By Jesse McLain
When I returned from Haiti last October, one of the first questions people asked me was, “How much progress has been made in the reconstruction?” – referring to the 2010 earthquake. The answer to this question is complex.
Much cleanup and rebuilding has been done, but much more remains to be done. The loss of so many lives and the crippling injuries of so many more have permanently affected Haiti’s people. Moreover, the underlying poverty is still prevalent, presenting both need and opportunity. Yet, what I found pervasive in Haiti was hope! Hope is the resource that looks beyond the immediate needs and sees the real possibility of a brighter future.
The eight men on our team worked on a school building in the community of Bayonnais. We witnessed hope in the lives of the nearly 600 children who attend the school.
After we had finished our work on the roof, the children climbed to the top of the building and played on the concrete forms and supports. They were excited because we were helping to finish their school and church building. Their laughter and joy were expressions of hope. We visited in the homes of several families in Bayonnais, and they were so happy to have us stop by. Their smiles and conversation were full of hope.

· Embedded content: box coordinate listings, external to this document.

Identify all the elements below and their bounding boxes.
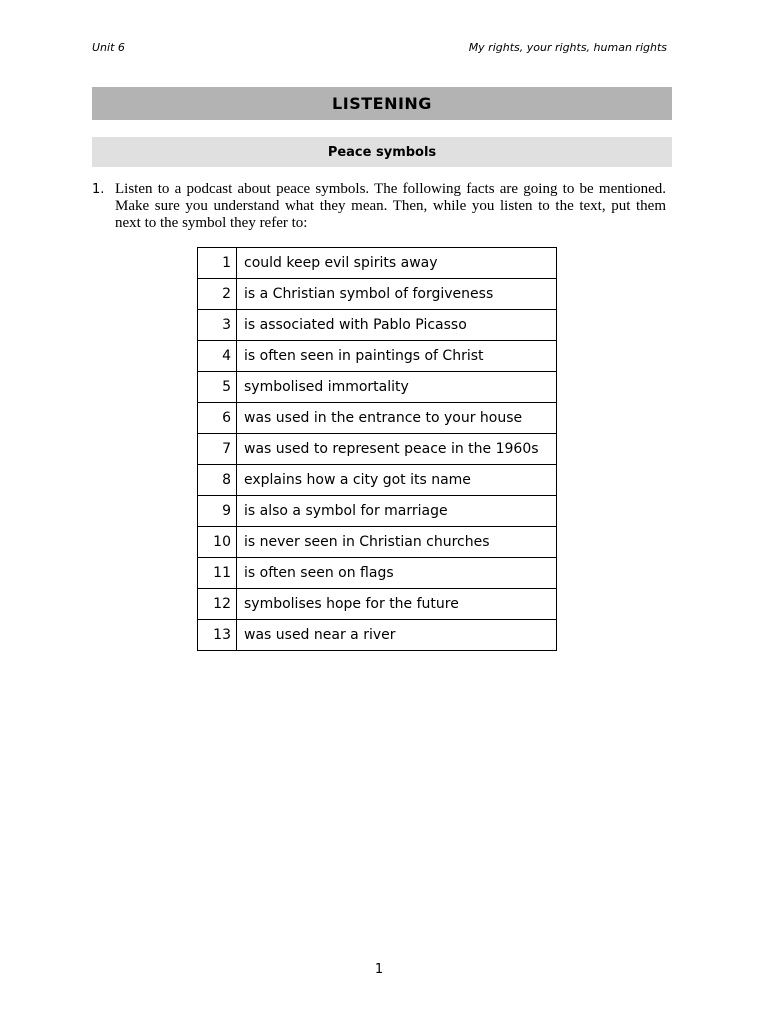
header-unit: Unit 6 [92,41,125,54]
fact-text: is associated with Pablo Picasso [237,310,557,341]
table-row [198,589,557,620]
fact-text: could keep evil spirits away [237,248,557,279]
fact-number: 8 [198,465,237,496]
fact-number: 11 [198,558,237,589]
table-row [198,279,557,310]
table-row [198,558,557,589]
fact-text: is a Christian symbol of forgiveness [237,279,557,310]
fact-number: 13 [198,620,237,651]
fact-text: was used to represent peace in the 1960s [237,434,557,465]
header-title: My rights, your rights, human rights [468,41,667,54]
fact-text: is never seen in Christian churches [237,527,557,558]
fact-number: 1 [198,248,237,279]
table-row [198,434,557,465]
fact-number: 2 [198,279,237,310]
fact-number: 5 [198,372,237,403]
table-row [198,465,557,496]
fact-text: symbolises hope for the future [237,589,557,620]
exercise-text: Listen to a podcast about peace symbols. The following facts are going to be mentioned. Make sure you understand what they mean. Then, while you listen to the text, put them next to the symbol they refer to: [115,181,666,231]
fact-text: symbolised immortality [237,372,557,403]
fact-number: 7 [198,434,237,465]
table-row [198,496,557,527]
fact-number: 3 [198,310,237,341]
fact-text: was used in the entrance to your house [237,403,557,434]
fact-text: was used near a river [237,620,557,651]
facts-table [197,247,557,651]
fact-text: is often seen on flags [237,558,557,589]
subsection-banner [92,137,672,167]
table-row [198,620,557,651]
fact-number: 12 [198,589,237,620]
fact-number: 6 [198,403,237,434]
section-title: LISTENING [332,94,432,113]
exercise-instruction [92,181,666,232]
fact-text: is often seen in paintings of Christ [237,341,557,372]
fact-text: explains how a city got its name [237,465,557,496]
fact-number: 4 [198,341,237,372]
table-row [198,372,557,403]
fact-number: 10 [198,527,237,558]
section-banner [92,87,672,120]
page-number: 1 [374,962,384,977]
subsection-title: Peace symbols [327,144,437,160]
table-row [198,341,557,372]
fact-number: 9 [198,496,237,527]
table-row [198,527,557,558]
fact-text: is also a symbol for marriage [237,496,557,527]
table-row [198,248,557,279]
table-row [198,310,557,341]
table-row [198,403,557,434]
exercise-number: 1. [92,182,105,197]
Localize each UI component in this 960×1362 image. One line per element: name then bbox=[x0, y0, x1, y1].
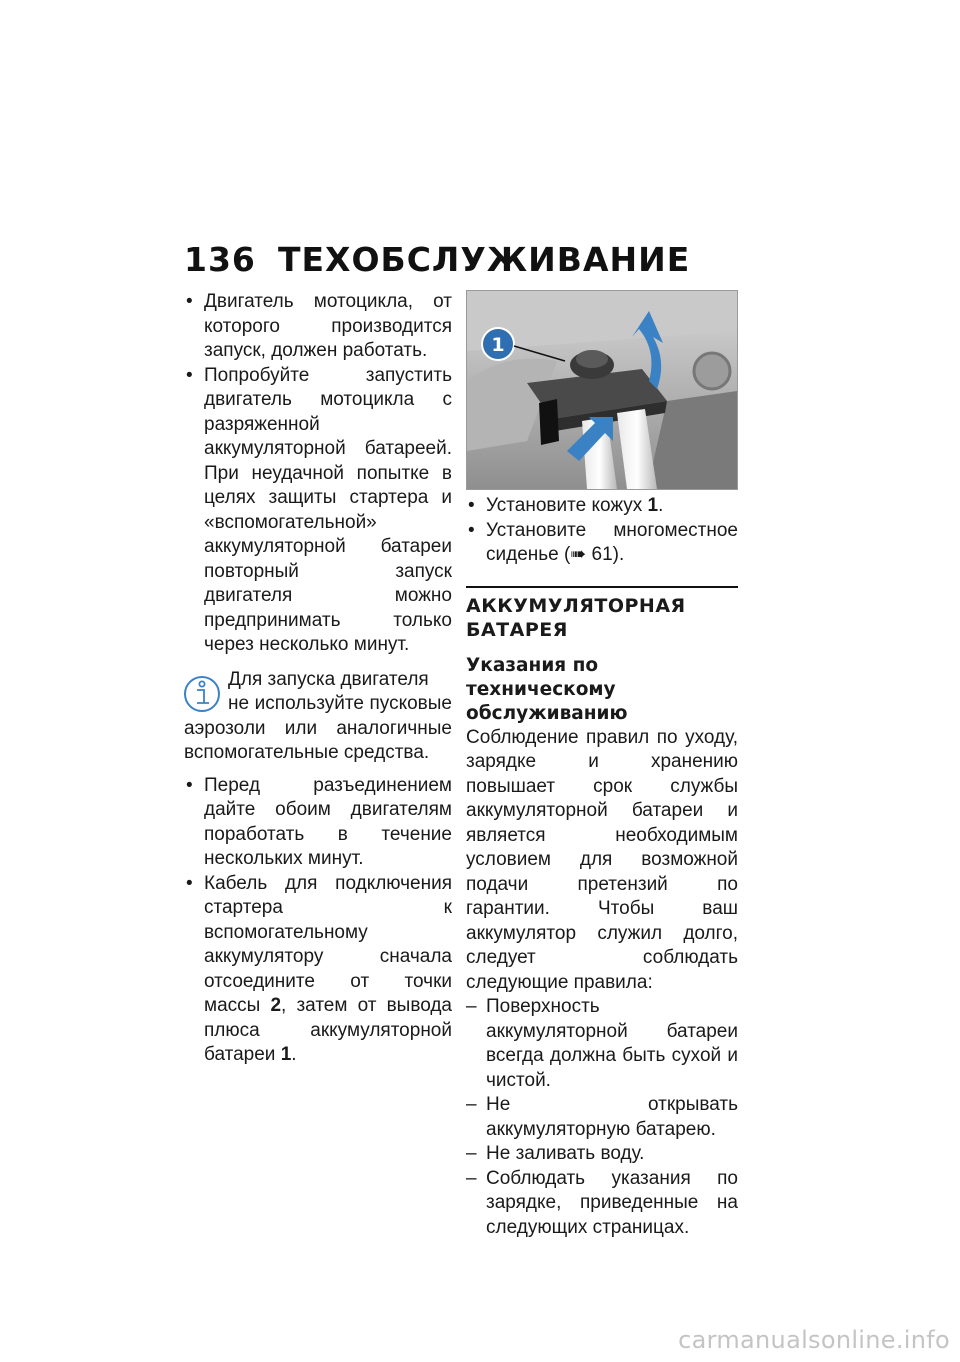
list-item: • Попробуйте запустить двигатель мотоцикла с разряженной аккумуляторной батареей. При неудачной попытке в целях защиты стартера и «вспомогательной» аккумуляторной батареи повторный запуск двигателя можно предпринимать только через несколько минут. bbox=[184, 364, 452, 658]
list-item: – Соблюдать указания по зарядке, приведенные на следующих страницах. bbox=[466, 1167, 738, 1241]
list-item bbox=[184, 872, 452, 1068]
page-title: ТЕХОБСЛУЖИВАНИЕ bbox=[278, 240, 691, 279]
page-reference: 61). bbox=[586, 544, 625, 565]
page-number: 136 bbox=[184, 240, 256, 279]
list-item: • Двигатель мотоцикла, от которого производится запуск, должен работать. bbox=[184, 290, 452, 364]
list-item-text: , затем от вывода плюса аккумуляторной батареи bbox=[204, 995, 452, 1065]
reference-number: 1 bbox=[280, 1044, 292, 1065]
info-icon bbox=[182, 672, 222, 716]
page-header bbox=[184, 240, 690, 279]
list-item-text: Кабель для подключения стартера к вспомогательному аккумулятору сначала отсоедините от точки массы bbox=[204, 872, 452, 1016]
list-item-text: Установите многоместное сиденье ( bbox=[486, 519, 738, 565]
list-item: – Не заливать воду. bbox=[466, 1142, 738, 1167]
reference-number: 2 bbox=[270, 995, 282, 1016]
body-paragraph: Соблюдение правил по уходу, зарядке и хранению повышает срок службы аккумуляторной батареи и является необходимым условием для возможной подачи претензий по гарантии. Чтобы ваш аккумулятор служил долго, следует соблюдать следующие правила: bbox=[466, 726, 738, 993]
list-item bbox=[466, 519, 738, 568]
punctuation: . bbox=[291, 1044, 297, 1065]
right-column bbox=[466, 290, 738, 1240]
photo-illustration bbox=[467, 291, 737, 489]
list-item bbox=[466, 494, 738, 519]
left-column bbox=[184, 290, 452, 1068]
watermark: carmanualsonline.info bbox=[678, 1326, 950, 1354]
page-reference-arrow-icon: ➠ bbox=[570, 544, 587, 565]
photo-callout-label: 1 bbox=[491, 334, 505, 356]
list-item: • Перед разъединением дайте обоим двигателям поработать в течение нескольких минут. bbox=[184, 774, 452, 872]
list-item-text: Установите кожух bbox=[486, 495, 643, 516]
subsection-title: Указания по техническому обслуживанию bbox=[466, 654, 628, 724]
list-item: – Не открывать аккумуляторную батарею. bbox=[466, 1093, 738, 1142]
list-item: – Поверхность аккумуляторной батареи всегда должна быть сухой и чистой. bbox=[466, 995, 738, 1093]
note-first-line: Для запуска двигателя bbox=[228, 668, 429, 690]
section-title: АККУМУЛЯТОРНАЯ БАТАРЕЯ bbox=[466, 586, 738, 642]
note-text: не используйте пусковые аэрозоли или аналогичные вспомогательные средства. bbox=[184, 693, 452, 763]
reference-number: 1 bbox=[647, 495, 659, 516]
info-note bbox=[184, 668, 452, 766]
punctuation: . bbox=[658, 495, 664, 516]
battery-cover-photo bbox=[466, 290, 738, 490]
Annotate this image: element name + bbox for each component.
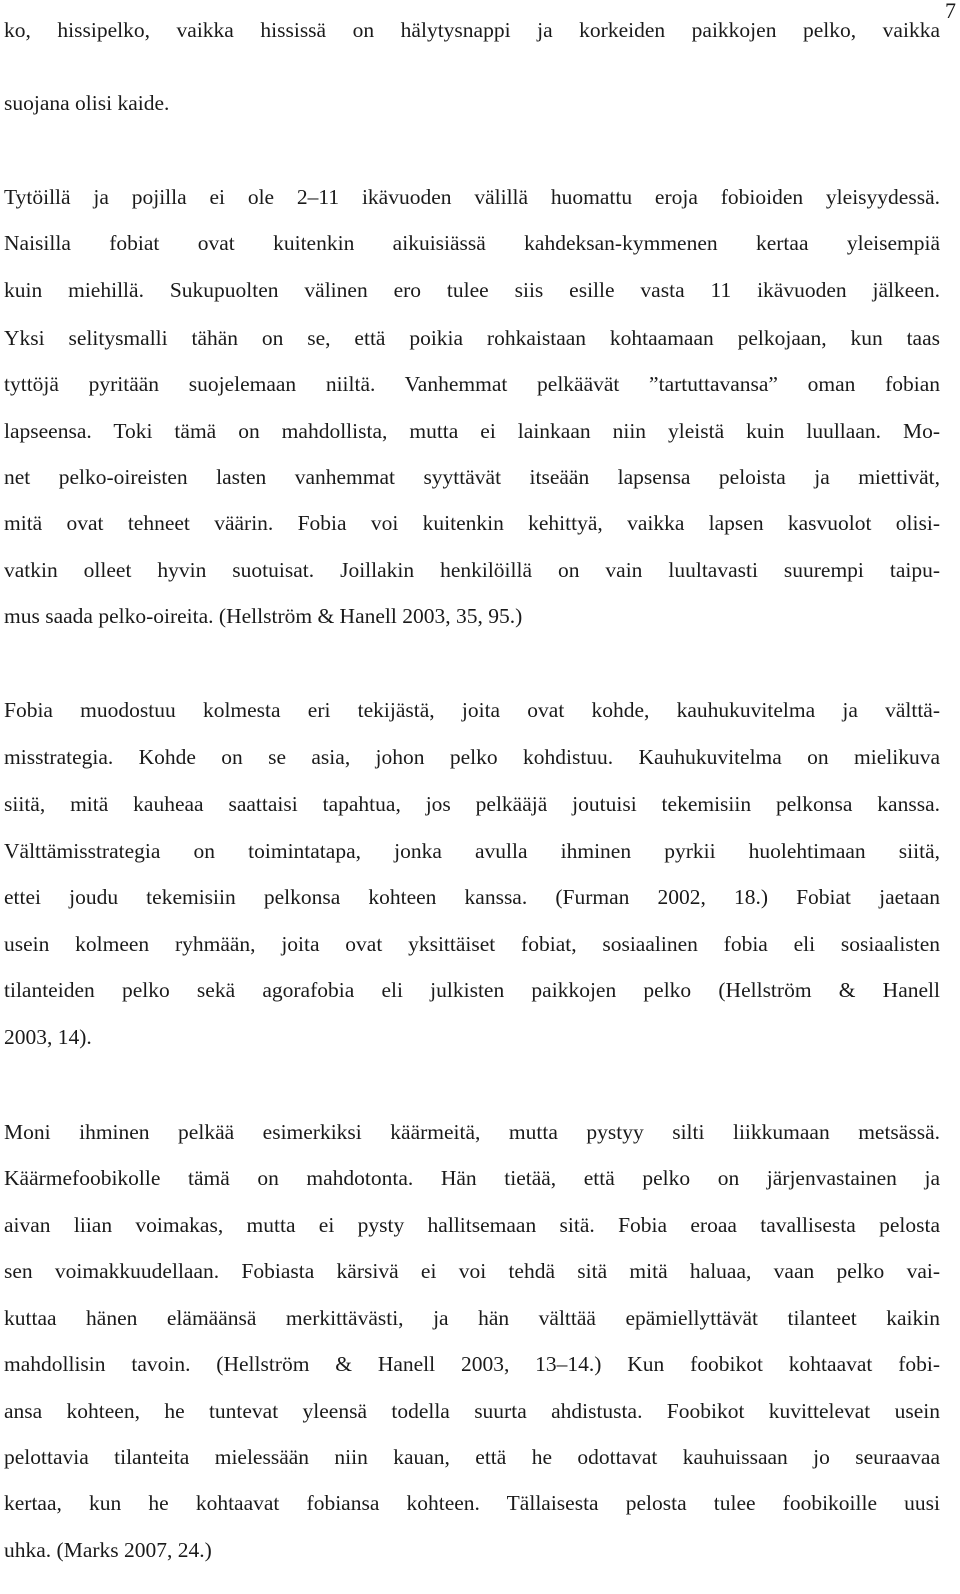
text-line: suojana olisi kaide. [4,91,170,115]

Since the last time I visited the school, the security wall around the campus had been complete and a water purification plant had been installed to provide residents of Bayonnais withclean drinking water for just pennies a month. A passenger bus and a second bus modified to carry both people and supplies have been acquired. These improvements, along with others,have increased the effectiveness of the school, helped to bring in more work teams to complete the construction, and provided a more economical method of transport for people, supplies and materials.
All of this adds hope to the lives of the students and their families. As these children learn and grow, they will have the opportunity to change the future of their nation by becoming leaders and workers with highly developed skills and abilities.
International Christian Development Mission is now looking to add a trade school, finish its School of Evangelism building in Cap-Haitien, rebuild its headquarters building in Port-au-Prince, and add new schools in other communities around Haiti. This kind of vision is the surest sign of hope for Haiti.
Hope is built on dreams and visions, and no visions are more powerful than those that see and develop the potential in children and young people. These are the dreams that will bring Haiti into a brighter future. These are the visions that inspire hope and that draw us back to this nation of beautiful and hopeful people.
As a team, we want to thank the people who supported us with their prayers and with donations of money and materials needed for our project. Your compassion and generosity helped us to bring hope to the people of Haiti.
Dr. Jesse McLain pastors the First United Methodist
Church in Cape May Court House, New Jersey.